Among the common unsafe behaviors noted by drivers in the survey, 70 percent report talking on a cellphone while behind the wheel within the past 30 days. Also, 42 percent admitted to reading a text message or email while driving, and 32 percent admitted to typing or sending a text or email while driving.

Additionally, more than 80 percent of drivers view distracted driving as a bigger problem than it was three years ago, according to the report.

The National Highway Traffic Safety Administration estimated that distracted driving factored into at least 3,000 deaths each year.

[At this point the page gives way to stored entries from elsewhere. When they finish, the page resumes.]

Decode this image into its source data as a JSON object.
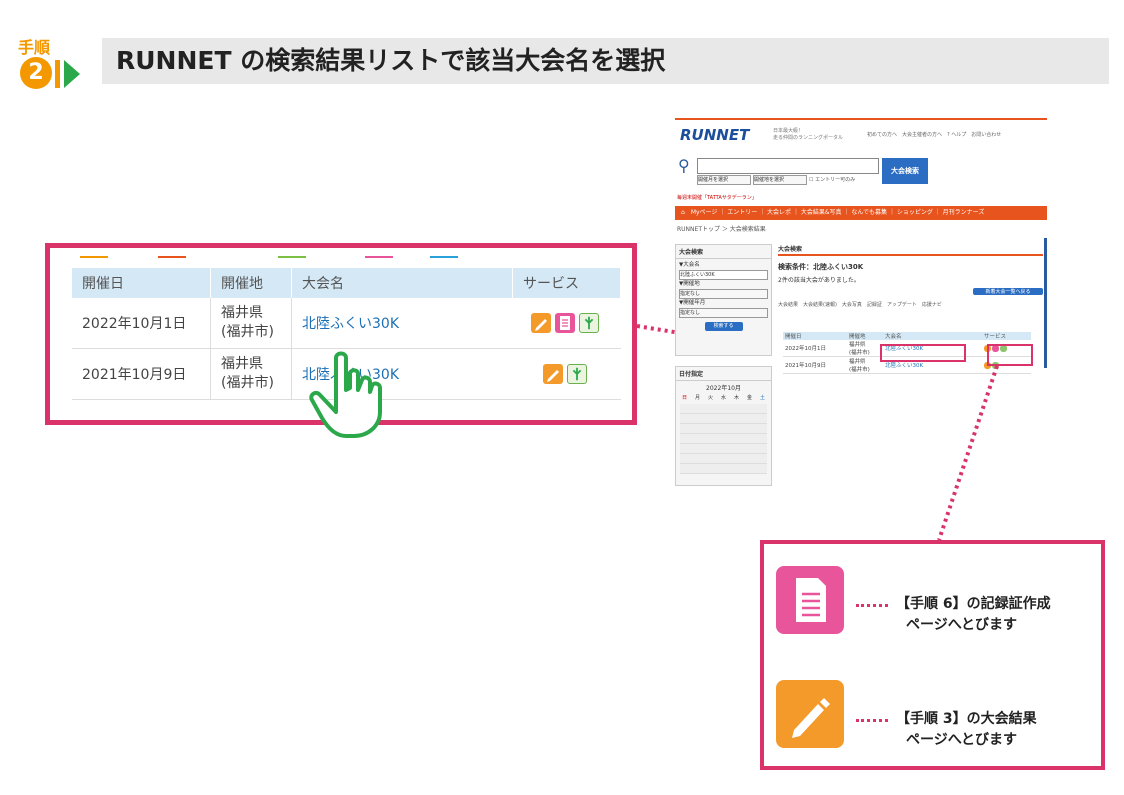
{
  "step": {
    "label": "手順",
    "number": "2"
  },
  "title": "RUNNET の検索結果リストで該当大会名を選択",
  "zoom_table": {
    "headers": [
      "開催日",
      "開催地",
      "大会名",
      "サービス"
    ],
    "rows": [
      {
        "date": "2022年10月1日",
        "pref": "福井県",
        "city": "(福井市)",
        "name": "北陸ふくい30K"
      },
      {
        "date": "2021年10月9日",
        "pref": "福井県",
        "city": "(福井市)",
        "name": "北陸ふくい30K"
      }
    ]
  },
  "mini": {
    "logo": "RUNNET",
    "tagline_1": "日本最大級！",
    "tagline_2": "走る仲間のランニングポータル",
    "header_links": "初めての方へ　大会主催者の方へ　? ヘルプ　お問い合わせ",
    "search_button": "大会検索",
    "select_month": "開催月を選択",
    "select_place": "開催地を選択",
    "entry_checkbox": "エントリー可のみ",
    "news": "毎週末開催「TATTAサタデーラン」",
    "nav": "Myページ ｜ エントリー ｜ 大会レポ ｜ 大会結果&写真 ｜ なんでも募集 ｜ ショッピング ｜ 月刊ランナーズ",
    "breadcrumb": "RUNNETトップ ＞ 大会検索結果",
    "side_title": "大会検索",
    "side_name_label": "▼大会名",
    "side_name_value": "北陸ふくい30K",
    "side_place_label": "▼開催地",
    "side_place_value": "指定なし",
    "side_month_label": "▼開催年月",
    "side_month_value": "指定なし",
    "side_search": "検索する",
    "cal_title": "日付指定",
    "cal_month": "2022年10月",
    "cal_days": [
      "日",
      "月",
      "火",
      "水",
      "木",
      "金",
      "土"
    ],
    "main_title": "大会検索",
    "condition": "検索条件：北陸ふくい30K",
    "count": "2件の該当大会がありました。",
    "new_list": "新着大会一覧へ戻る",
    "legend_row": "大会結果　大会結果(速報)　大会写真　記録証　アップデート　応援ナビ",
    "headers": [
      "開催日",
      "開催地",
      "大会名",
      "サービス"
    ],
    "rows": [
      {
        "date": "2022年10月1日",
        "pref": "福井県",
        "city": "(福井市)",
        "name": "北陸ふくい30K"
      },
      {
        "date": "2021年10月9日",
        "pref": "福井県",
        "city": "(福井市)",
        "name": "北陸ふくい30K"
      }
    ]
  },
  "legend": {
    "record_line1": "【手順 6】の記録証作成",
    "record_line2": "ページへとびます",
    "result_line1": "【手順 3】の大会結果",
    "result_line2": "ページへとびます"
  },
  "colors": {
    "accent": "#d9336a",
    "orange": "#f39800",
    "green": "#2aa84a",
    "pink_icon": "#e8559a",
    "orange_icon": "#f39a2b",
    "link": "#1d6fb5"
  }
}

Excessive speed is an unsafe habit for almost half of drivers on the road, the survey indicated, with 48 percent reporting going as much as 15 mph above the posted speed limit on a freeway in the past month. Additionally, about 45 percent of drivers reported going 10 mph over the speed limit on a residential street in the past 30 days.

Previous research by highway safety officials estimated that speed plays a role in almost 10,000 fatalities annually.

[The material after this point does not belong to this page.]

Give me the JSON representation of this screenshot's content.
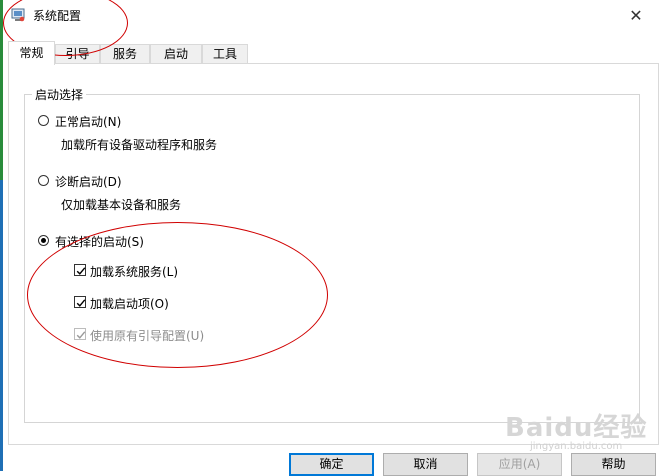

The AAA report indicated that 32 percent said they had driven when they were so tired they had a hard time keeping their eyes open in the past 30 days. The AAA Foundation estimated that drowsy driving is a factor in approximately 328,000 crashes per year.

The survey also showed that 39 percent admitted to having driven through a light that had just turned red when they could have stopped safely.

On a more positive note, only 18 percent of respondents reported driving without a seat belt within the past 30 days, and just 13 percent reported driving when their alcohol level might have been near or over the legal limit within the past year.